Avant de savoir à quoi ça va servir ? T’es sérieux ?
(perso j’ai vu l’arrivée de la 2G et des premiers mobiles GSM)
Pour les antennes-relais, en pratique ça ne pose pas de problème, il y en a partout. Il y a peu de gens que ça dérange. (moi je vois celles sur l’immeuble à 100 m de chez moi)
Le 21/04/2022 à 16h22
En tous cas, excellent article synthétique, qui mentionne le passé comme l’avenir.
Le 22/04/2022 à 09h05
Effectivement faudra revoir cette règle qui voulait démocratiser l’Ethernet dans les logements, qui est déjà absurde dans la pratique quand tu achètes une Box WiFi 6E pour la mettre dans une cage de faraday.
Pour les SIM, on aura d’ici là largement démocratisé l’eSIM, d’autant qu’on parle déjà de les intégrer dans les SoC.
L’intérêt, c’est gommer la frontière entre un réseau mobile et un réseau fixe. Au même titre que les initiatives type FreeWiFi permettent de mailler en WiFi sans encombrer les antennes, une norme “mobile” permettant d’apporter un débit suffisant pour l’usage domestique peut très bien faire converger les réseaux… comme l’USB devient une norme globale du filaire.
Fin du game pour Bluetooth/WiFi, tout passe en 6G, ta fibre n’est plus qu’un élément de l’infrastructure qui te permet d’accéder au réseau (voire aux autres clients de la zone).
Tu souscris à un accès internet, le quota data disparait (car certainement trop galère d’exclure le D2D pour l’utilisation “locale” qui ne charge pas vraiment le réseau) mais tu souscris à des niveaux d’offres basés sur le nombre/types de devices que tu veux relier : on peut imaginer d’ici là qu’on sera largement à 10 minimum par foyer ou personne (ordi, smartphone, montre, TV, voiture…).
Le 23/04/2022 à 10h49
Merci moi aussi, j’ai 40 ans.

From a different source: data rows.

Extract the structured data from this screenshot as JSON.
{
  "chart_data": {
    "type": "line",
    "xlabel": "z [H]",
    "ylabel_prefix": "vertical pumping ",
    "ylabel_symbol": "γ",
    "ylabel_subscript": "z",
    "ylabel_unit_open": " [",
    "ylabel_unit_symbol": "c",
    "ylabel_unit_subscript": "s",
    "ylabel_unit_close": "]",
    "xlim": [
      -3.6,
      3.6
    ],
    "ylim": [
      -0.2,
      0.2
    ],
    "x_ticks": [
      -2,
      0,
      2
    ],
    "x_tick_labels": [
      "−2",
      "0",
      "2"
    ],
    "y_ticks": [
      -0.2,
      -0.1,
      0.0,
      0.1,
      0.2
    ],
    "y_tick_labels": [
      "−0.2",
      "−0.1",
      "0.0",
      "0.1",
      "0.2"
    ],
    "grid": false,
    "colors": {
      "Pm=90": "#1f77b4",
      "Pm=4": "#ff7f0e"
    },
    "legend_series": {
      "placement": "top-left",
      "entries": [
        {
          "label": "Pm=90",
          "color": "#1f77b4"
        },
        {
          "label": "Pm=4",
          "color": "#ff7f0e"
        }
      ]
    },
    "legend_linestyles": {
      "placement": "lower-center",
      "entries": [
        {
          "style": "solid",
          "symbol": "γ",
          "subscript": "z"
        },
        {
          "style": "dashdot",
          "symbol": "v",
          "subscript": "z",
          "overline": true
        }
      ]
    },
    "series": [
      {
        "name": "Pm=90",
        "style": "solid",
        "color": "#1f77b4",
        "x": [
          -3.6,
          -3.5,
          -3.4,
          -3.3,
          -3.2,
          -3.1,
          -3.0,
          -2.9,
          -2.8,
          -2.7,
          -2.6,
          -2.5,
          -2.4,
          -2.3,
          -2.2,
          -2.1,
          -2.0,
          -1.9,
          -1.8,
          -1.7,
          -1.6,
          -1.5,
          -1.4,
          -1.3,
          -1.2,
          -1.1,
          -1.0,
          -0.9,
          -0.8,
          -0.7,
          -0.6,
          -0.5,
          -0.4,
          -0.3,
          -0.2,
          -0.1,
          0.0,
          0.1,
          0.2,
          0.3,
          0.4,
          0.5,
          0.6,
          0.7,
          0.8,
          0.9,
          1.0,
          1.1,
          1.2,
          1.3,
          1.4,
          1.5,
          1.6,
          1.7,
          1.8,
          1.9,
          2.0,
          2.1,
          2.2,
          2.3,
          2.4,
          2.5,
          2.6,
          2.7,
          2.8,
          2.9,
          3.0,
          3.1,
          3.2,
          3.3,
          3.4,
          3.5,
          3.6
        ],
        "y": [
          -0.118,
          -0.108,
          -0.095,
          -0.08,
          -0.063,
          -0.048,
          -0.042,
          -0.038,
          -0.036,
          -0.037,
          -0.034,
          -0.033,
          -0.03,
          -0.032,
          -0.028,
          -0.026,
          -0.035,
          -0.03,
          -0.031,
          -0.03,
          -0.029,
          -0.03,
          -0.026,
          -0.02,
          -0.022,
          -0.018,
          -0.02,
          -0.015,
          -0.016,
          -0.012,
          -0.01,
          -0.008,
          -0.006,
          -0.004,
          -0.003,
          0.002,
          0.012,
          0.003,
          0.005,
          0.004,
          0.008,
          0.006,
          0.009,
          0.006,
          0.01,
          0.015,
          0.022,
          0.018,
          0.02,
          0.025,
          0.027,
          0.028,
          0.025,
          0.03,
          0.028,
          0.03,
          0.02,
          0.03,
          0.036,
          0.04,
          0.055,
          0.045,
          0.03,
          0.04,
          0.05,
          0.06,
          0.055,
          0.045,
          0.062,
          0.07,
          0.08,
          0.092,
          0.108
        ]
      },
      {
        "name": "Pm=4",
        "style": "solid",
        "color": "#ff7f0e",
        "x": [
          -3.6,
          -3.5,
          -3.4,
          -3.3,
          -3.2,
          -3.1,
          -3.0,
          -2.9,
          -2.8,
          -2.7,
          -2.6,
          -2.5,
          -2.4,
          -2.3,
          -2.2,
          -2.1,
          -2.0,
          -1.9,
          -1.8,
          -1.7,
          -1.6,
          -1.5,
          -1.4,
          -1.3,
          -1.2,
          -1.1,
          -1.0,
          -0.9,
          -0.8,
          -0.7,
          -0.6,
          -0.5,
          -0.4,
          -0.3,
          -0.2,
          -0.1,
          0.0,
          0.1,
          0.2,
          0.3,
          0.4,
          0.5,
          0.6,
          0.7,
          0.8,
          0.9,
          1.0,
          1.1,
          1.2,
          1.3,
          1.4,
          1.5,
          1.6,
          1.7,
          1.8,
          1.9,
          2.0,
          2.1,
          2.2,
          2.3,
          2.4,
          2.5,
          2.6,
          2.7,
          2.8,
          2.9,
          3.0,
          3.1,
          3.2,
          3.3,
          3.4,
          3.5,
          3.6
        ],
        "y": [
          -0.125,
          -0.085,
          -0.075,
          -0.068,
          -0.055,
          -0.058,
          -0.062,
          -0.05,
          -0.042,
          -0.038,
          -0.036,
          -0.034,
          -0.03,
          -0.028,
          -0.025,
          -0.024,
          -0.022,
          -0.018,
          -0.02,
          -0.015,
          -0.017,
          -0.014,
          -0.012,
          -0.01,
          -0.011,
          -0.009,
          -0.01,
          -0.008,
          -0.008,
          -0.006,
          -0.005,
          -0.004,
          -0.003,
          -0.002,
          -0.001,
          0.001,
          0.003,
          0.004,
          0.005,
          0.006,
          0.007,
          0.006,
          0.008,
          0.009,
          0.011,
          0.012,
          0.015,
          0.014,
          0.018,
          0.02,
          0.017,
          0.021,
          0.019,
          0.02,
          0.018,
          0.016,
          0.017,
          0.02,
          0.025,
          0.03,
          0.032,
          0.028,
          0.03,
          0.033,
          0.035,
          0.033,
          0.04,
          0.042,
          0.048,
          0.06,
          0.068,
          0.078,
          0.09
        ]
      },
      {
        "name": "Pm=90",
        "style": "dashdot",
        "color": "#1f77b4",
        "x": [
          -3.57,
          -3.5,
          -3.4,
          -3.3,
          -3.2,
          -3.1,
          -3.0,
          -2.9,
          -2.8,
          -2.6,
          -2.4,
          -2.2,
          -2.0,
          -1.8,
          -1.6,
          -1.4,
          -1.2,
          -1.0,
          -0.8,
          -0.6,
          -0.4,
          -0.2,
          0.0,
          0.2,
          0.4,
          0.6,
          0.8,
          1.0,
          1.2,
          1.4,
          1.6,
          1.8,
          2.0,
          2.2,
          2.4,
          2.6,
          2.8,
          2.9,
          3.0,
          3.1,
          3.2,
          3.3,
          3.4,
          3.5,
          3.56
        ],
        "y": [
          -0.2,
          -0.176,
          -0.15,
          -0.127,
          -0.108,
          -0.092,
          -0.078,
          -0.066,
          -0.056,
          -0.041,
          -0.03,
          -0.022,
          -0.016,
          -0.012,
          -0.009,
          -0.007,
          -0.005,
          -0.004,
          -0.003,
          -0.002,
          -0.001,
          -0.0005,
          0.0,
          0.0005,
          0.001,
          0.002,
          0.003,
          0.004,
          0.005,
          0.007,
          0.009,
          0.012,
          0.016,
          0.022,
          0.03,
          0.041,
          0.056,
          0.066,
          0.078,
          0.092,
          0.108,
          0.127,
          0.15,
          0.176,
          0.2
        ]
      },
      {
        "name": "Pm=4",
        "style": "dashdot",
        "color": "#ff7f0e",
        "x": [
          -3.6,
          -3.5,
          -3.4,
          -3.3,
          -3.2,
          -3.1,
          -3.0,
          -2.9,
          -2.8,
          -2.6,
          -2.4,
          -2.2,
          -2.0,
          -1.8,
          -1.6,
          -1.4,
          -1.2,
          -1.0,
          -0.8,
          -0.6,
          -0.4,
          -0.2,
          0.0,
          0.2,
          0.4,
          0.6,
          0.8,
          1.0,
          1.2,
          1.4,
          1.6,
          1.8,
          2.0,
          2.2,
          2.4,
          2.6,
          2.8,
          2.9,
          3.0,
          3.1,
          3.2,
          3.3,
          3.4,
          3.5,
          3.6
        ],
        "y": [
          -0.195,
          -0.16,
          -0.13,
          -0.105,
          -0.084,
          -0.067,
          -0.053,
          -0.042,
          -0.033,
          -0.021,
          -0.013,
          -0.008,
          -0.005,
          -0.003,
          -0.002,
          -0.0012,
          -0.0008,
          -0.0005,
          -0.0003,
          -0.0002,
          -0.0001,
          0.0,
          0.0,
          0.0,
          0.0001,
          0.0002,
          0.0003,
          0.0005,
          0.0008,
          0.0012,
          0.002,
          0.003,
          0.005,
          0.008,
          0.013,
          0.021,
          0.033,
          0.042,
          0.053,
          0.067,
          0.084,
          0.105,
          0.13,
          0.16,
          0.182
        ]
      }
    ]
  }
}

Je parle de la logique « faire un truc energivore avant de savoir à quoi ça va servir ». Ça allait dans les années 2000 en tant que logique , je ne dis pas qu’on ne savait pas à quoi allait servir l’augmentation des débits à l’époque.
Marrant que tu cites janco dans le même message alors qu’il est justement opposé à la 5G pour les mêmes raisons.
Le 25/04/2022 à 21h48
ça c’est le rêve des opérateurs né dans leurs projections 5G, mais il est clair que les utilisateurs ne veulent pas cette dépendance, et ils ont bien raison, du coup, il ne reste à la 5G que quelques améliorations ponctuelles en zone dense, mais globalement, elle n’apporte rien pour l’instant par rapport à LTE et en intérieur, un câblage ethernet avec un point d’accès wifi au bout vaudra toujours mieux que le wifi d’une box, qui disparaitra à terme, juste remplacé par une installation wifi mesh privée.
Le 25/04/2022 à 22h27
Oui, je connais son point de vue sur le sujet :-) .
Le 26/04/2022 à 18h05
Sauf qu’on sait très bien que c’est l’opérateur qui décide d’à peu près tout. Donc s’ils veulent forcer l’intégration de la 6G dans les boxes fixes, ils le feront via des dissuasions financières ou techniques.